Suddenly, it seems the parliamentary drafters have been hard at work beating the bill into shape for passage. The amendments are set out in a Supplementary Order Paper available from the New Zealand legislation web site.
In a key change, the controversial clause 15(3A) has been dumped, and a new clause 10A added, in the following terms:
10A Computer programs
(1) A computer program is not an invention for the purposes of this Act.
(2) Subsection (1) prevents anything from being an invention for the purposes of this Act only to the extent that a patent or an application relates to a computer program as such.
This provision is almost identical with the wording in the European Patent Convention, and in the UK Patents Act. The Explanatory Note states that:
Rather than excluding a computer program from being a patentable invention, new clause 10A clarifies that a computer program is not an invention for the purposes of the Bill (and that this prevents anything from being an invention only to the extent that a patent or an application relates to a computer program as such). This approach is considered to be more consistent with New Zealand's international obligations (the TRIPS agreement, in particular, contains restrictions on the ability to exclude inventions from patentability).

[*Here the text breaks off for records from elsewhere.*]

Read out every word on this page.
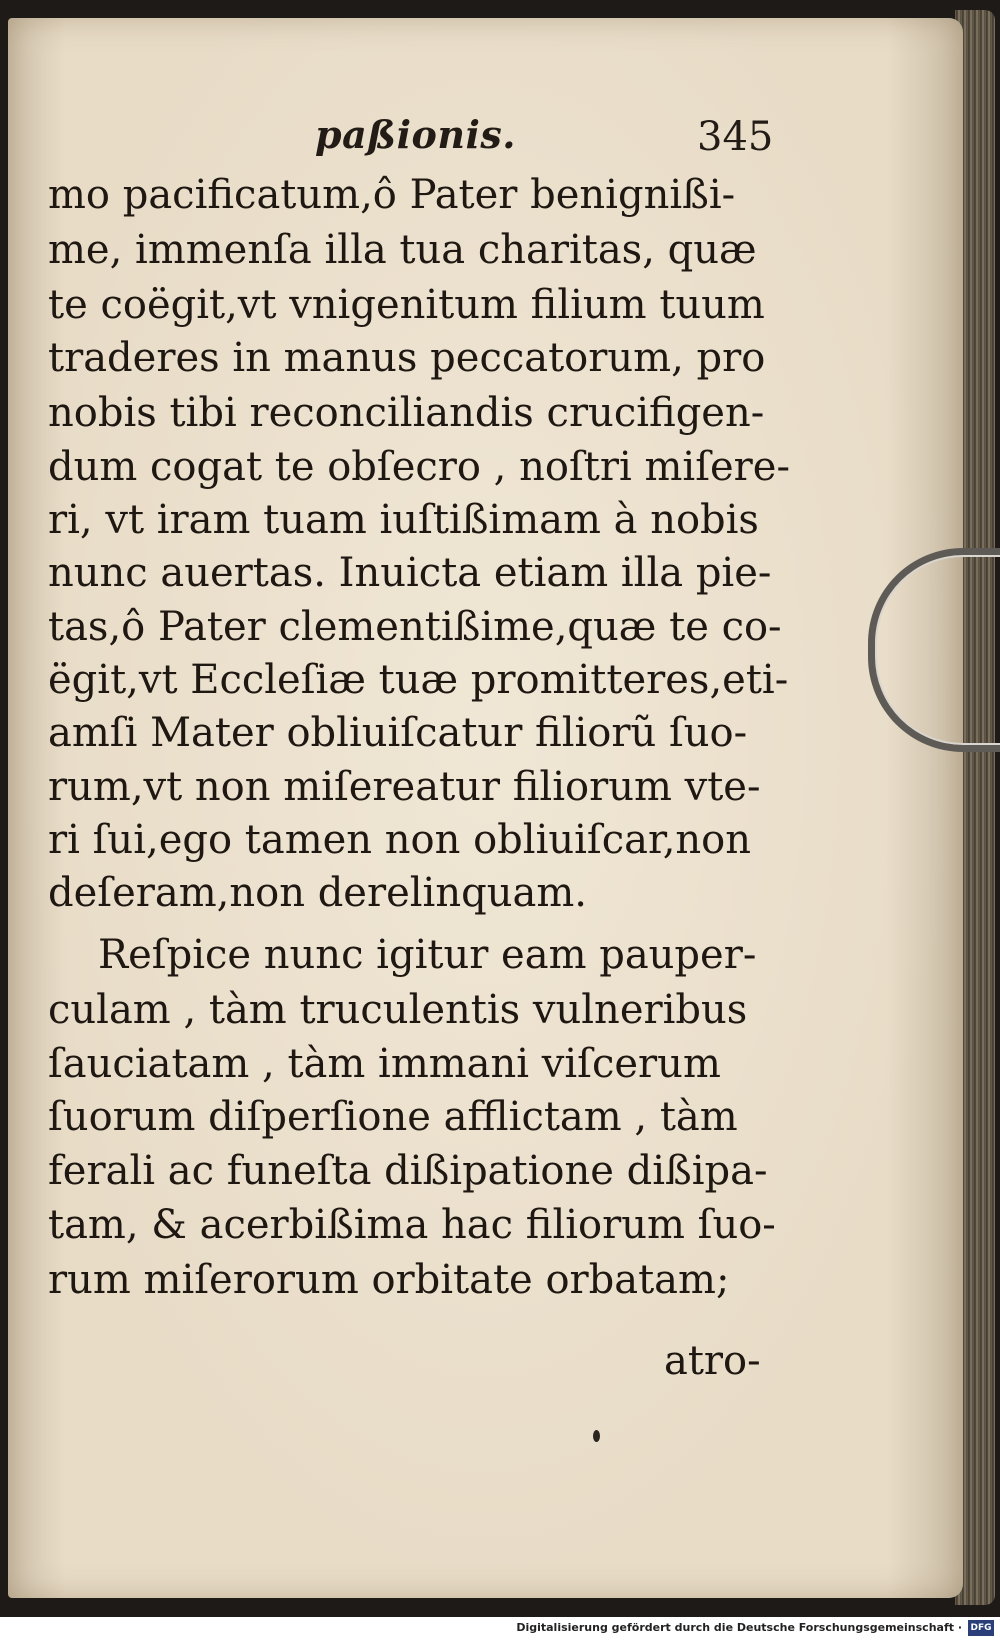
paßionis.	345
mo pacificatum,ô Pater benignißi-
me, immenſa illa tua charitas, quæ
te coëgit,vt vnigenitum filium tuum
traderes in manus peccatorum, pro
nobis tibi reconciliandis crucifigen-
dum cogat te obſecro , noſtri miſere-
ri, vt iram tuam iuſtißimam à nobis
nunc auertas. Inuicta etiam illa pie-
tas,ô Pater clementißime,quæ te co-
ëgit,vt Eccleſiæ tuæ promitteres,eti-
amſi Mater obliuiſcatur filiorũ ſuo-
rum,vt non miſereatur filiorum vte-
ri ſui,ego tamen non obliuiſcar,non
deſeram,non derelinquam.
Reſpice nunc igitur eam pauper-
culam , tàm truculentis vulneribus
ſauciatam , tàm immani viſcerum
ſuorum diſperſione afflictam , tàm
ferali ac funeſta dißipatione dißipa-
tam, & acerbißima hac filiorum ſuo-
rum miſerorum orbitate orbatam;
atro-
Digitalisierung gefördert durch die Deutsche Forschungsgemeinschaft · DFG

This approach is also more consistent with overseas precedents and makes it clear that it is only computer programs themselves that are ineligible for patent protection. Under the Bill, a patent may still be granted for an invention that meets all of the criteria for patentability (for example, novelty and an inventive step) despite the fact that the relevant invention involves a computer program in some respect
CONCLUSIONWe would hope that decision makers in New Zealand (IPONZ examiners, Deputy Commissioners, and the courts) will look to the UK and European jurisprudence for guidance on the interpretation of the provisions of clause 10A, assuming that it is passed in its present form.
This is a great improvement on the confusing and uncertain situation under the previous version of the bill, and should provide patent applicants and their advisors with greater certainty, on the basis that anything that would be patent-eligible in Europe should also be patentable in New Zealand.
However, even though the amended Bill places greater restrictions on the patent-eligibility of computer-implemented invention than exist under the Australian and US law, and is consistent with the position originally advocated by FOSS lobbyists, it seems there is just no pleasing some people. In a 29 August 2012 blog post, the New Zealand Open Source Society has stated that:
With the removal of the explicit software patent exclusion, and the addition of two tiny words, “as such”, the Commerce Minister, Craig Foss, has more or less thrown kiwi software developers under a bus.
Let’s hope, then, that in addition to economic reforms, public transport and hospital funding are also on the New Zealand government agenda!